Get Out – Yonaka (extrait de l’album Seize The Power)
Heartbeat of the Dead – Mono Inc. (extrait de l’album Ravenblack)
Il y a beaucoup (trop) de livres dans ma PàL que je laisse traîner des mois voire des années avant de m’y consacrer, pour bien trop de raisons ; allant de tout à fait valables à absolument stupides. Le roman du jour rentre plutôt dans la deuxième catégorie. Il m’avait été très chaudement recommandé par mon patron pendant mon apprentissage en librairie, vieux fan de SF, à un tel point que je me suis porté acquéreur des deux tomes du dyptique dès sa sortie en poche, envoyé en quasi-exclusivité depuis le Québec par son éditeur ; mon patron était si fan qu’il continuait à le vendre en grand format depuis sa première sortie.
Et donc, bien que j’avais relativement confiance en son jugement, j’avais bêtement peur, depuis tout ce temps, que le roman ne soit simplement pas à la hauteur de la réputation qui m’avait été dépeinte ; d’autant plus avec l’expérience accumulée prouvant que bien qu’étant un lecteur de goût plutôt aligné sur mes valeurs, mon patron n’avait pas exactement les mêmes préférences que moi.

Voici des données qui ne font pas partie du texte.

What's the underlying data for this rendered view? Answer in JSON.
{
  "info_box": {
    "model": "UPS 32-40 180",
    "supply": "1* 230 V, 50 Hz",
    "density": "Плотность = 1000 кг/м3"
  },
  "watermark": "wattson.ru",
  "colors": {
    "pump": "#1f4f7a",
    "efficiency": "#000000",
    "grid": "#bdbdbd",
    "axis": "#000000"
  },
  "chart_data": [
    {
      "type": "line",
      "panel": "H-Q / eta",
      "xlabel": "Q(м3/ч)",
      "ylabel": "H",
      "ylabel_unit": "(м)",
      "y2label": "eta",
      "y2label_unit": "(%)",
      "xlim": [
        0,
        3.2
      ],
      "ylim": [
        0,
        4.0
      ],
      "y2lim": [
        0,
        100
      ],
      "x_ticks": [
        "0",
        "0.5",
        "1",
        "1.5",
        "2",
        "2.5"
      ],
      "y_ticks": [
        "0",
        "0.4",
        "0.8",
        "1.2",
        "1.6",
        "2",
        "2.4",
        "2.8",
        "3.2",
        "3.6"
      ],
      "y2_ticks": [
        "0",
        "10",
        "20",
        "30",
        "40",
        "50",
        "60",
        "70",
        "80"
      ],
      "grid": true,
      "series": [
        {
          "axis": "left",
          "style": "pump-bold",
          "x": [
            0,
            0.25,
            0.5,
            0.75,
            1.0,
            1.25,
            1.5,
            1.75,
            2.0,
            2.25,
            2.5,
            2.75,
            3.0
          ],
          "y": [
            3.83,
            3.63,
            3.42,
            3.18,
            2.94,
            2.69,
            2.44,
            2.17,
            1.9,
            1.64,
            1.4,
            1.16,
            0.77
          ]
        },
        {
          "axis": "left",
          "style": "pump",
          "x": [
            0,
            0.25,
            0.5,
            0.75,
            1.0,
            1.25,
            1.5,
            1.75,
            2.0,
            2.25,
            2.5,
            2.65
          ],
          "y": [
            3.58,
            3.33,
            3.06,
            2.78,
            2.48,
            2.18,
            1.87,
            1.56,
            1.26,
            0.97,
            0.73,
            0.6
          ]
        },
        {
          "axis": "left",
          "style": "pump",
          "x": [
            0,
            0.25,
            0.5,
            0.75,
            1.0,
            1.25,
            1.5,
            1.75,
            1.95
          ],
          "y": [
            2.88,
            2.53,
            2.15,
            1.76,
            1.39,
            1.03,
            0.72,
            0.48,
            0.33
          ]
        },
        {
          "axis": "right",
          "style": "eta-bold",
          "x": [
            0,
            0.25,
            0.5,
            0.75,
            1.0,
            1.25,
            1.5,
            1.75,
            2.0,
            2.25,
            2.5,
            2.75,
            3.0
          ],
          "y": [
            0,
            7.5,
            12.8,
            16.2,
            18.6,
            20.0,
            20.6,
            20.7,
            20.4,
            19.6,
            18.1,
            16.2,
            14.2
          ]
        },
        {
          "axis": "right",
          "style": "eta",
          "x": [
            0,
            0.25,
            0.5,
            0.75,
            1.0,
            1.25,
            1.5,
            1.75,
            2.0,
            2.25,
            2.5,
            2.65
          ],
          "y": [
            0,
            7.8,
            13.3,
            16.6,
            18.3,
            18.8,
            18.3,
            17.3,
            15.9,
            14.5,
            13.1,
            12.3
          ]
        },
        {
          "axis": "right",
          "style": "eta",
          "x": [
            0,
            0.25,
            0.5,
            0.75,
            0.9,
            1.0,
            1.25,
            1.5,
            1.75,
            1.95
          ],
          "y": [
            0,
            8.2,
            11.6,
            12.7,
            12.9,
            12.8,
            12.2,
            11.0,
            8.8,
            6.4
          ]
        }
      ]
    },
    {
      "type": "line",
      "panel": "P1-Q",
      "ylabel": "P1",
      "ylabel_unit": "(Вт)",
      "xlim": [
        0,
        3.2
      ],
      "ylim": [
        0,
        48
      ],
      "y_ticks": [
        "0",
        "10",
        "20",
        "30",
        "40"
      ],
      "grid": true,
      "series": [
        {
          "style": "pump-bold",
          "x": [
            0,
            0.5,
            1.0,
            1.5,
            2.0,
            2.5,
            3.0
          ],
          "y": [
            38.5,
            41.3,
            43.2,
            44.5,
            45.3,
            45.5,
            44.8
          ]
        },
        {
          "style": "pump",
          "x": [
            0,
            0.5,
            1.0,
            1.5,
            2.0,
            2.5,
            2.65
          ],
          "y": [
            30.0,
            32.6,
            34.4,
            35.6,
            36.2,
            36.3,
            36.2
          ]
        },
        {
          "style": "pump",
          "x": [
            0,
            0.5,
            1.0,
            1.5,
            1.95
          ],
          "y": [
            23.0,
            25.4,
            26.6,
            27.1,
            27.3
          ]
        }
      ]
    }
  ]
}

Je blâme la différence d’âge, avec un peu de mauvaise foi. Mais j’avais trainé trop longtemps, me suis-je dit : et un dyptique de pure science-fiction venu du Québec, quelque part, ça ne pouvait que rentrer dans mon ambition de découvrir des choses un peu différentes de ce que je recherche d’habitude.
Et le verdict est tombé après une semaine de lecture un peu compliqué : ok, c’est bien, et je veux lire la suite. Mais je n’avais pas tout à fait tort de craindre la déception ; il est possible que le roman m’ait été un poil survendu.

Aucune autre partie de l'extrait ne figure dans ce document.